Clarification for proof of $\mathbb{Q}$ being dense in $\mathbb{R}$ (Rudin's PMA) Theorem 1.20(b) on page 9 of Rudin's "Principles of Mathematical Analysis," 3rd edition. For those without the text handy:

1.20 Theorem
(a) If $x \in \mathbb{R}$ and $x > 0$, then there is a positive integer $n$ such that $nx > y$.
(b) If $x \in \mathbb{R}$, $y \in \mathbb{R}$, and $x < y$, then there exists a $p \in \mathbb{Q}$ such that $x < p < y$.

Also a picture to the page in question: http://i.imgur.com/bufiYkE.png
We are given that $x < y$, thus $y - x > 0$ is obvious to me. I quickly lose Rudin after this step. I understand that the archimedean property $(a)$ is being used for the next line, where it says $n(y - x) > 1$, however I have no clue where the number "$1$" came from.
Furthermore, he says to apply $(a)$ again, but I have no idea what it means to "apply" a theorem arbitrarily. He doesn't say what to apply it to, and if he meant to apply it on $n(y - x) > 1$, then I am even more confused with the following step. He "applies" $(a)$ to obtain positive integers $m_1$ and $m_2$ such that $m_1 > nx$ and $m_2 > -nx$. As far as I understand, the archimedean property says that for $x > 0$, there is a positive integer $n$ such that $nx > y$. I don't understand how $m_1 > nx$ and $m_2 > -nx$ follow this property. In $m_1 > nx$, the equality sign is reversed from the archimedean property definition, and for $m_2 > -nx$, there is a negative sign.
And then the next line, he says "hence" there is an integer $m$ (with $-m_2 \leq m \leq m_1$) such that $m - 1 \leq nx \leq m$. I don't understand how you can deduce from the previous lines ($m_1 > nx$ and $m_2 > -nx$) to arrive at this one. Where are all these $m$'s coming from? The only connection I see is that number $1$ from $n(y - x) > 1$ from the first step. I have no clue where these $m$'s appeared out of nowhere.
 A: In Bartle and Sherberts "Introduction to Real Analysis" this result is proved with preliminary corollaries (you'll note that are in some way results that Rudin also uses).


And using these results it's proven the following:

Hopefully with this approach now you can understand Rudins proof.
A: Your confusion seems to arise because the Archimedes principle is stated in terms of $x,y$, and you have different $x,y$ in (b). Restate the Archimedean principle as:

(a) If $u,v$ are real numbers, with $u>0$ then there is a positive integer $k$ such that: $ku>v$.

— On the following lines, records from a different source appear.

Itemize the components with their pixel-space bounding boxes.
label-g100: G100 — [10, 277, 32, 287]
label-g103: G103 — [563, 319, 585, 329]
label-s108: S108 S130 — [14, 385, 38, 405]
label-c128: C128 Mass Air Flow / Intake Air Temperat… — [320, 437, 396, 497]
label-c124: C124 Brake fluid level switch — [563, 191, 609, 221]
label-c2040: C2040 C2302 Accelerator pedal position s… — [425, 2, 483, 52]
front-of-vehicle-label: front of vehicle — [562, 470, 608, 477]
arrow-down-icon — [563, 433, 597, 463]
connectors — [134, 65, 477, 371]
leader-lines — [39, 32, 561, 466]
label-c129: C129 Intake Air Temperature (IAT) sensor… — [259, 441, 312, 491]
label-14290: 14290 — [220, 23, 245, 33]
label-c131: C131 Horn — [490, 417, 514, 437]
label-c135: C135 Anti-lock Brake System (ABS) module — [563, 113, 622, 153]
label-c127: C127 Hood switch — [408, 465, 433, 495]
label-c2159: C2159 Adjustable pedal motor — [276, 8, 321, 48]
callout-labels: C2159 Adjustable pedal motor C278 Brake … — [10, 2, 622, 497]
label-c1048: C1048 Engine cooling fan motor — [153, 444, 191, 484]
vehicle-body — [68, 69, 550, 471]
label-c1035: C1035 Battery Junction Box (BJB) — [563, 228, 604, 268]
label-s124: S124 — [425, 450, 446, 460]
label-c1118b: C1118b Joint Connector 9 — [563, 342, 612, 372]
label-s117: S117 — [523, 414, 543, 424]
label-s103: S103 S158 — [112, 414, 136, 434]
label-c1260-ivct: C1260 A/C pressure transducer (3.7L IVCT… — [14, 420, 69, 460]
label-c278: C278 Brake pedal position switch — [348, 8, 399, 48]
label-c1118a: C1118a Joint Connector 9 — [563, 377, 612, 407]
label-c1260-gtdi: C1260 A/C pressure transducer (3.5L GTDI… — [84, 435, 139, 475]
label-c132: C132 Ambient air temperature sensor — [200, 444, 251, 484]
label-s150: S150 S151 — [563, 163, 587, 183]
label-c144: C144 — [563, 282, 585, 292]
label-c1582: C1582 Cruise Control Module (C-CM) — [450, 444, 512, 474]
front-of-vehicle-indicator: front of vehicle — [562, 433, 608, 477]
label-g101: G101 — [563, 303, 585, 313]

(All I've done is change the variables, I hope.)
Now, $1$ is a real number, $y-x$ is a real number, and you've proven that $y-x>0$. So we know from (a) that if $u:=y-x$ and $v:=1$ that there is a positive integer, which we will call $n$, such that $(y-x)n>1$.
Similarly, since we know that $nx$ is a real number, and we know that $1$ is a real number and $1>0$, that from (a), setting $u:=1$ and $v:=nx$, that there is a positive integer we'll call $m_1$ such that $m_1\cdot 1 > nx$. 
Finally, set $u:=1>0$ and $v:=-nx$ to show that there must be an $m_2$ so that $m_2\cdot 1>-nx$.
The last step is subtler, and doesn't use (a). Since $m_2>-nx$, $-m_2<nx$. So we know that $-m_2<m_1$.
Now, you need a property of the integers: If a non-empty set of integers has a lower bound, then it has a least element. 
Take the set $S=\{m\in\mathbb Z: m> nx\}$. We know that $m_1\in S$, so $S$ is non-empty, and we know that $-m_2$ is a lower bound for $S$. So there is a least element $m\in S$. Then $m-1\notin S$, and therefore $m> nx$ and $m-1\leq nx$. So $m-1\leq nx< m$. 
 
A: Let $ x < y $ be reals. We are to show there is a rational number $ \frac{m}{n} $ strictly between them, i.e. that $ x < \frac{m}{n} < y $ for some integer $ m $ and a positive integer $ n $.
Equivalently, we want a positive integer $ n $ such that $ (nx, ny) $ has at least one integer $ m $ in it.
So it suffices to pick an $ n $ such that the length of the interval $ ny - nx $ is $ > 1 $, and this is possible by the Archimedean property.